Still fascinated by fabric, McClellan went to the University of Mississippi where he studied psychology. After graduation he worked in mental health in Oxford but continued to feel the entrepreneurial urge.
“I could feel what was burning inside me and wanted to create jobs,” he says.
So far, McClellan has created jobs including employing other veterans. Partnering with an Austin based firm that specializes in bids for large RFPs, McClellan has built a business that serves companies from local schools to national clients including Whole Foods Market and NIHT out of Papua New Guinea.
“Our goal is to go after big business,” he says.
McClellan’s company has seen significant growth, especially considering that the idea only took shape this year. This leg of his journey began after participating in the six-week entrepreneurship training program Operation Hope sponsored by Regions Bank. It was there that he learned about the North Mississippi Enterprise Initiative, and all the support Panola County offers small businesses.
“I was new to the area and the Panola Partnership came in and made me feel out home,” he says. “They put the word out and we were immediately getting called from businesses around the city. They were able to help us shake hands across the community. I wish people knew the guidance and help that is out there, not just to start a business but to be a part of the community.”
McClellan is one of the tenants of the North Mississippi Enterprise Initiative and has set up his operation in their warehouse.
“It’s such a hidden gem, I tell everyone about it,” he says.
McClellan is already looking at ways to give back and build up the community he loves. He has begun working with a grant writer to help fund an after-school program focused on STEM education. He has also purchased farm land and is building a curriculum to teach children how to grow—and, just as important, how to sell—crops.

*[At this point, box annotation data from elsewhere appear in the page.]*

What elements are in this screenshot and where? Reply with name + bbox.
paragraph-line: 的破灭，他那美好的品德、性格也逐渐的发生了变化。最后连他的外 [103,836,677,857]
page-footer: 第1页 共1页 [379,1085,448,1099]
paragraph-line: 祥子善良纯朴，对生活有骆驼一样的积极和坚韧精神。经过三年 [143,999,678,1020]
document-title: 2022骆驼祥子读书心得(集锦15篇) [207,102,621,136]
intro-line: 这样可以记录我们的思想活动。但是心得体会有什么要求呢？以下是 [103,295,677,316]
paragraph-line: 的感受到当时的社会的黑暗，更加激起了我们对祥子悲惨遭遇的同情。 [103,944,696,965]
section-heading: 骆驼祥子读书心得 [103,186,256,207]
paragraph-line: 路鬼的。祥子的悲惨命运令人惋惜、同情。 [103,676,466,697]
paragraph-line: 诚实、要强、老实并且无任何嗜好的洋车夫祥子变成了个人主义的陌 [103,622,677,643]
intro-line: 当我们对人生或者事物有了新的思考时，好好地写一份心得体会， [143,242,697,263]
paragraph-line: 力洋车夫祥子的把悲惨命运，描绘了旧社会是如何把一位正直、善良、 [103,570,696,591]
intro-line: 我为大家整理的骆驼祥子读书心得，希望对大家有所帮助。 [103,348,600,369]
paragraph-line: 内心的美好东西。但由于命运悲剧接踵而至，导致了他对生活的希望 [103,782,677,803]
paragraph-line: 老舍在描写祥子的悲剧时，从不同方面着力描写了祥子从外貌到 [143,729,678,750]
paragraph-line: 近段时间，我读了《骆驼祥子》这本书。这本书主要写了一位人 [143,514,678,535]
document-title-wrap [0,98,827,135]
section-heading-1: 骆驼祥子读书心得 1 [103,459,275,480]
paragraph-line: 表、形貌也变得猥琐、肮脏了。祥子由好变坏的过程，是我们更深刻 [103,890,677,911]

These four entrepreneurs reflect the diverse industries all developing in Panola County and building off of each other.
“We want people to be sitting in our community sharing ideas with one another,” Azar says. Our new Northwest Concourse training center will offer a We Space, Me Space and a Markers Space to encourage the transfer and growth of these ideas.”
Azar adds that Panola county has twenty-eight industries and they’re diverse.
This diversity has helped the community weather the economic tides and as big companies have moved or closed, many of their employees have been able to find work in related fields.
“We have trainable employees who understand the cadence of manufacturing,” Azar says. “If you understand the cadence of manufacturing, you can work in any industry.”
With the expansion of the Workforce Training Center in 2021 and additional course offerings at Northwest Mississippi Community College, the Panola Partnership continues to grow and offer more industries the opportunity to call Panola their home.